HARARE 11TH JUNE & 30TH AUGUST, 2013		  CASE NO LC/H/746/12

In the matter between:-

MOSES KANYEPI				Appellant

And

SECURICO SECURITY 			Respondent

Before The Honourable G Mhuri, Senior President

For Appellant :	Mr T. Mahaso (Legal Officer- ZISEGU)

For Respondent:	Mr M. Kapfuwa (Human Resources Head)

MHURI, G:

Appellant was in Respondent’s employ as a Security Guard. The brief allegations that led to his dismissal were that on the 1st June 2011 he reported for night duty at CBZ Bank Arundel Branch (Respondent’s client) while in possession of a cellphone. Possession of a cellphone whilst on duty was strictly prohibited in terms of Respondent’s standing instructions.

Appellant was charged for serious violations of company or client’s safety or security rules. This offence falls under paragraph 4 of Group IV Offences the penalty of which is a dismissal for a first breach.

Paragraph 4 of Respondent’s Standing Instructions is very clear and unambiguous. It reads:-

“Operatives shall not bring cellphones to work or use a cellphone during the course of their duties. Stern disciplinary measures shall be taken against those who fail to observe this instruction.”

Appellant was aware of this prohibition. In his written statement dated 2nd June 2011 Appellant stated;

“............I was found in possession of a cellphone at work. ............I explained that I knew that I was prohibited from carrying cellphone at work..............”

Right through the initial proceedings, Appellant admitted having violated the standing instruction, he apologised and asked for forgiveness.

After having been found guilty on his own plea of guilty, and dismissed, Appellant appealed to the Local Joint Committee which dismissed his appeal. He then turned to the Negotiating Committee which also dismissed his appeal.

Appellant in his argument raised a constitutional issue, arguing that the standing instruction prohibiting possession of cellphones at work violated his constitutional right of freedom of communication. (Article 20(1) of the Constitution). As such, he argued, the Court should declare the Standing Instruction unconstitutional.

I shall not deal with this argument as, according to both parties, this issue is already before the Supreme Court pending hearing and determination. In January 2012 Appellant’s Union filed a constitutional application with the Supreme Court raising this same issue. This application should be pursued to finality so that there is no multiplicity of proceedings.

The submission by Appellant that the standing instructions are not part of the Code of Conduct and therefore Appellant was not dismissed in terms of the Code is not persuasive at all. It cannot assist him. The Code provides for what constitutes an act of misconduct.

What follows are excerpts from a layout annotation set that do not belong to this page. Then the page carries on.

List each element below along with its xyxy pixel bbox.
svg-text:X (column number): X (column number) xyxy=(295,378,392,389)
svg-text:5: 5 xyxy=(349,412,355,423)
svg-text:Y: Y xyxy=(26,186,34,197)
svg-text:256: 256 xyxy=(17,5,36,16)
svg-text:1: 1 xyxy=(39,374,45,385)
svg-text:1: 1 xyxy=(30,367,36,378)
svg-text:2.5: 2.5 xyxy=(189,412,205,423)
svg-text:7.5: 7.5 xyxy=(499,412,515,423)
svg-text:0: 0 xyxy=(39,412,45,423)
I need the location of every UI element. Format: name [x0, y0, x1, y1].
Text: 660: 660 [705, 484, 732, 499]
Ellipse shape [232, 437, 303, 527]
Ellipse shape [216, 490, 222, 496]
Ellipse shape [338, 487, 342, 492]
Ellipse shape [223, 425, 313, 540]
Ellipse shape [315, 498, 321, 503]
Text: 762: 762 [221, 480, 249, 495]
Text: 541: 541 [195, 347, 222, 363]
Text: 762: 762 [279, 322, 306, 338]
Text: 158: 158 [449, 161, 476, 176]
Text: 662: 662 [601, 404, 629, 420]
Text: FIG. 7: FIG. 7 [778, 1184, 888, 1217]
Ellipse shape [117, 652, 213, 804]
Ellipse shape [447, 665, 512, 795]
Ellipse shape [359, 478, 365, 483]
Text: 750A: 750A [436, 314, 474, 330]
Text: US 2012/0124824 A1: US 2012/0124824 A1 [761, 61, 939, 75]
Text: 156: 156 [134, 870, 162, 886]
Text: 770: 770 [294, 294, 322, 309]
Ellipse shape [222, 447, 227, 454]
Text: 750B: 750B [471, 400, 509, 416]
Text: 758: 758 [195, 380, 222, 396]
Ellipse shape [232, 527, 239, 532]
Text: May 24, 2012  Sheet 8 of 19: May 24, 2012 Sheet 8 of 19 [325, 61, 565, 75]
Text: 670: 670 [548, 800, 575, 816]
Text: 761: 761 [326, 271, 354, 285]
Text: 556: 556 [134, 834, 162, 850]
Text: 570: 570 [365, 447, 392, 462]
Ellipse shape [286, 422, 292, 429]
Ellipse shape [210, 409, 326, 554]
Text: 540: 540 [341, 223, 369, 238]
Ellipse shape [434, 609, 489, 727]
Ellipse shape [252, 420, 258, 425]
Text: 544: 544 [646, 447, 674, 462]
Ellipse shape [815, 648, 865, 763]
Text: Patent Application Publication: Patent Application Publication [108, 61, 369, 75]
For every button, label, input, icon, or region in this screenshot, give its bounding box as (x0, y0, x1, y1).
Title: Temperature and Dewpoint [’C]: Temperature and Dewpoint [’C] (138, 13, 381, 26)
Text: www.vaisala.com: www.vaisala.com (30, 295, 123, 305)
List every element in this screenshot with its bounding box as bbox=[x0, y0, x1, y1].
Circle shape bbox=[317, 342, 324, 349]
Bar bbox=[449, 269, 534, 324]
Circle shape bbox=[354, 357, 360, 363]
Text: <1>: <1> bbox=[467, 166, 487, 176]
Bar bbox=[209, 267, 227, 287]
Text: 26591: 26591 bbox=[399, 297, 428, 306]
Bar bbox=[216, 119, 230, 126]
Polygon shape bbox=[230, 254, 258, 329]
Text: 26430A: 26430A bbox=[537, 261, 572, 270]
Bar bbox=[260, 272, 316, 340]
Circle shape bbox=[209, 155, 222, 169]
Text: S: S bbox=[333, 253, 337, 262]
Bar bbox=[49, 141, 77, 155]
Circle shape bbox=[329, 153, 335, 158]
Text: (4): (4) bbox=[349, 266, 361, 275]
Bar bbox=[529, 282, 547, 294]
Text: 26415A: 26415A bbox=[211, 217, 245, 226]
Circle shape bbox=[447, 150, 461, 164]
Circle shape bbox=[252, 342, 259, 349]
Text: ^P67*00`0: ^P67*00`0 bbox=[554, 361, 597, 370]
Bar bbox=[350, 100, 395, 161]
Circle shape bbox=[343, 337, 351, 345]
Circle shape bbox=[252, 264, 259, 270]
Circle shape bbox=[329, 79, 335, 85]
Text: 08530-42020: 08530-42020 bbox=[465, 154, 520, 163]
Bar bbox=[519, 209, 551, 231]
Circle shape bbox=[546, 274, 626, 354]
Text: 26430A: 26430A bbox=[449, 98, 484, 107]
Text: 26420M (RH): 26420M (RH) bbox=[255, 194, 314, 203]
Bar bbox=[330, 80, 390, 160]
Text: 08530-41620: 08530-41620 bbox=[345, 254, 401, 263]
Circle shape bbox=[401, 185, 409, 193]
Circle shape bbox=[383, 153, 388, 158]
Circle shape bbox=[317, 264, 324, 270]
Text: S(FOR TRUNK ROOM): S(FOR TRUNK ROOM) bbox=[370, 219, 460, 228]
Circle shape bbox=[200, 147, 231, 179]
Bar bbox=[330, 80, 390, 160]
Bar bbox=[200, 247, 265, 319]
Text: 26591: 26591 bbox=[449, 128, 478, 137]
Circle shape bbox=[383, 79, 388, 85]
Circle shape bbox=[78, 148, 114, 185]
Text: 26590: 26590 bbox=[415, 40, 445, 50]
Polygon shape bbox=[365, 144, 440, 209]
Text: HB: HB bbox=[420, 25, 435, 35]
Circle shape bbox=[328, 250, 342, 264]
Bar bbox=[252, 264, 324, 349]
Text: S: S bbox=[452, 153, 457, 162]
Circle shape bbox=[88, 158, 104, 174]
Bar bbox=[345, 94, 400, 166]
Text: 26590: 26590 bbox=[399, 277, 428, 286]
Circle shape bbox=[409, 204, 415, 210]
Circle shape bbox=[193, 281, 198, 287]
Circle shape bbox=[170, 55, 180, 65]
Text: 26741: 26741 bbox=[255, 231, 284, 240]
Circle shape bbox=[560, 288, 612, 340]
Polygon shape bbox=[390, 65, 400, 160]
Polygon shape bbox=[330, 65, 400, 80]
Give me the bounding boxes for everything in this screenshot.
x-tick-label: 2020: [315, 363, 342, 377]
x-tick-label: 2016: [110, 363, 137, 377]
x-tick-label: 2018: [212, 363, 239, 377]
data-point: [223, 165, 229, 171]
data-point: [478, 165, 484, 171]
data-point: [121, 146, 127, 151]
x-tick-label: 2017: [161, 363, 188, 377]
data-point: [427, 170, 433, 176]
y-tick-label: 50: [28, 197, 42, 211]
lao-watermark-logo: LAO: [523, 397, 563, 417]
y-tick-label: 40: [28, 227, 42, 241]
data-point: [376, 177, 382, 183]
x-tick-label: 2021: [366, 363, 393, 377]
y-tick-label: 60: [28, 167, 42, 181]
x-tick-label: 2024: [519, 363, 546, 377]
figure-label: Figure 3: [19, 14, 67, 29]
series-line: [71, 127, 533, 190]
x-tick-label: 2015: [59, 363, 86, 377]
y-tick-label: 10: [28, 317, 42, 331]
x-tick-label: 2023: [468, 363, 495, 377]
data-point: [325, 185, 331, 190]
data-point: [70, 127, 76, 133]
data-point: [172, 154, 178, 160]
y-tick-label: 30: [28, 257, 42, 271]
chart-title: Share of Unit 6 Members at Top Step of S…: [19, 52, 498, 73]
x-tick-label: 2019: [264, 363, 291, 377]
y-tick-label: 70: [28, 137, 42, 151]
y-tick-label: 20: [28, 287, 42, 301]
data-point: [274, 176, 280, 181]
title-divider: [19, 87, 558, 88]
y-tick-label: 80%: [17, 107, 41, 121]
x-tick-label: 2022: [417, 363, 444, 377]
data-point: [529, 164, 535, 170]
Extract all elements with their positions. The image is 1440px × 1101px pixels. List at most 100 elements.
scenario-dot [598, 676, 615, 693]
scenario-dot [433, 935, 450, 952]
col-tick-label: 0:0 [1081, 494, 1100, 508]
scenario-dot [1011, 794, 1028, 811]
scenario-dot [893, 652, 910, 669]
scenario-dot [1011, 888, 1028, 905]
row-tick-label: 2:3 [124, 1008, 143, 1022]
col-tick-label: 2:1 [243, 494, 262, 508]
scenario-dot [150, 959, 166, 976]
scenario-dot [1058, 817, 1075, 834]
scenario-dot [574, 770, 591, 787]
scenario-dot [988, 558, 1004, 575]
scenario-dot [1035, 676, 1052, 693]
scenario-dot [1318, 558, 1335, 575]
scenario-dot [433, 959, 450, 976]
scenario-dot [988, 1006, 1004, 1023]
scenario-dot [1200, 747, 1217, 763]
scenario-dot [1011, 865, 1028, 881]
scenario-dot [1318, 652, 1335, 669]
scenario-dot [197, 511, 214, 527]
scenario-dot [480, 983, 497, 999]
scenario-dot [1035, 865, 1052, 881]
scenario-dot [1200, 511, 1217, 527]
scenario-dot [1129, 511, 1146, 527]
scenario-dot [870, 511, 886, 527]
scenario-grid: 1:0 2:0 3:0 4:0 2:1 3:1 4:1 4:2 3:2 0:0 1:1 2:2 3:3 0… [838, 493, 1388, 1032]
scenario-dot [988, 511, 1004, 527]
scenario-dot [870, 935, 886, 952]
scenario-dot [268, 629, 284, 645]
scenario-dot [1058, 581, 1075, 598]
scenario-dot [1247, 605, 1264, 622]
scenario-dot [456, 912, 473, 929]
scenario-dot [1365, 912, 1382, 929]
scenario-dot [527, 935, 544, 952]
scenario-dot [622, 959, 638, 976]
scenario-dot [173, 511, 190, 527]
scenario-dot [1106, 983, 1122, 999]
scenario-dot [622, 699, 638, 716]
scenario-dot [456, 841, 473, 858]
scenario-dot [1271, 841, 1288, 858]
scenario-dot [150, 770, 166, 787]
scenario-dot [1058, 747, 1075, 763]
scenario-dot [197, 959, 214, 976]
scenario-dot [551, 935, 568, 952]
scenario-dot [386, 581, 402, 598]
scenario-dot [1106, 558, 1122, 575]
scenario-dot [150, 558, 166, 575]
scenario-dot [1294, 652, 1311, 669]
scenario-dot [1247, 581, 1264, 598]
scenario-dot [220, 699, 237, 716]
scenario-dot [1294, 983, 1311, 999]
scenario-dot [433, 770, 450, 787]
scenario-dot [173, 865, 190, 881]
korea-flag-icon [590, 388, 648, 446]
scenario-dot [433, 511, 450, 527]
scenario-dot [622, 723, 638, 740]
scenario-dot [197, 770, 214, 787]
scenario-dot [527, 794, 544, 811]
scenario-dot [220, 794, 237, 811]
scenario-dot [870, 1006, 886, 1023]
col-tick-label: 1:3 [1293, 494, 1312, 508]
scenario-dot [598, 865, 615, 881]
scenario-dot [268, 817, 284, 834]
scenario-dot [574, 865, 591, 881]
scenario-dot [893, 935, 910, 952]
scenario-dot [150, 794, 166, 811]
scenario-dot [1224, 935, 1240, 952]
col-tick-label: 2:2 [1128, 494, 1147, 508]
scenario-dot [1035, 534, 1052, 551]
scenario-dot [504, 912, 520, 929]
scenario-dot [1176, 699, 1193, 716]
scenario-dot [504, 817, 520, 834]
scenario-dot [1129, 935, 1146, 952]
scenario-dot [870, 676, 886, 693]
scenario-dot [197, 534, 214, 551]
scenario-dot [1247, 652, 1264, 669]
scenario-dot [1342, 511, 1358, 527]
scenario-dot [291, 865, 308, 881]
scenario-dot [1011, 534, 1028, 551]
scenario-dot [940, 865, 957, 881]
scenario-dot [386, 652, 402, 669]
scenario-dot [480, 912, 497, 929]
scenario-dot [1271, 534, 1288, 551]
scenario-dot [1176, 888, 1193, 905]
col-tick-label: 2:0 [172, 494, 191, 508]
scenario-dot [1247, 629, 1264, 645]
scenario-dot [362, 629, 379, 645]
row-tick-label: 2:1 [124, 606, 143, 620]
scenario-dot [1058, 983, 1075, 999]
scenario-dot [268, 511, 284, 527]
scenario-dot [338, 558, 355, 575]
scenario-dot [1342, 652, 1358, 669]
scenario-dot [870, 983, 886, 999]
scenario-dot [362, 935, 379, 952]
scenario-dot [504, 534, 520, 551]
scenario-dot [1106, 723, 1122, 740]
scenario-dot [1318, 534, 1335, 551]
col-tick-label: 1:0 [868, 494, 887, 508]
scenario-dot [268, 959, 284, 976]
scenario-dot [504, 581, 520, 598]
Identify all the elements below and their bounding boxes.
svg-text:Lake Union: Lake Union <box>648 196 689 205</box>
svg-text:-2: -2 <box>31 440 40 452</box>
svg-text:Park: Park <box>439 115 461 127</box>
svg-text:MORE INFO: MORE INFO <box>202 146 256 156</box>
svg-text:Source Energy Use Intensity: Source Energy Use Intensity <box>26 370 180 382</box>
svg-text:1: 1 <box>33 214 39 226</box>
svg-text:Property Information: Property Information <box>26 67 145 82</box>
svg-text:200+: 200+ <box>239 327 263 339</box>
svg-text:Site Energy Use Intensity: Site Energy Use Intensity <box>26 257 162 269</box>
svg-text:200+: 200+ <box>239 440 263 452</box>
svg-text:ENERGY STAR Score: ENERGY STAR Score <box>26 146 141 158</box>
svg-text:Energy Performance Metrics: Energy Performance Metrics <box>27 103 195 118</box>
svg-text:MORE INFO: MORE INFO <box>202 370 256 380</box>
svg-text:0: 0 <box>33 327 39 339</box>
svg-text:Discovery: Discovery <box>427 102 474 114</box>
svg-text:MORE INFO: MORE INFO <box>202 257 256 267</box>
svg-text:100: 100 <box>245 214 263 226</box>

It is within the prerogative of the Respondent to come up with the standing instructions that will fall under the provision of the Code.

In casu paragraph 4 of the Group IV Offences generally provides for serious violations of company or clients safety or security rules. It therefore follows that the company and the client have to come up with the standing instruction stating what the safety or security rules are;

bringing or possession of cellphones whilst on duty is one such rule

These rules need not be part of the Code or registered with the Registrar of Labour. It is sufficient that they have been formulated, publicised within the company and that they have been brought to the attention of the employees. In casu Appellant knew about the standing instructions.

The record is quite clear that Appellant was charged in terms of the Code which binds both parties vis the National Employment Council for the Commercial Sectors Code.

The suspension was done in terms of the Code

The notice of hearing was done in terms of the Code

The initial hearing was done in terms of the Code

The dismissal by the employer was done as provided for in the Code

The Appellant appealed to the Local Joint Committee and thereafter to the Negotiating Committee as provided for in the Code.

To that end, I find that Section 12B(2)(a) of the Labour Act [CAP 28:01] does not apply as had been alleged by Appellant.

Overally this appeal is without merit at all. I therefore confirm the Negotiating Committee’s determination and order as follows:-

That the appeal being devoid of any merit it be and is hereby dismissed.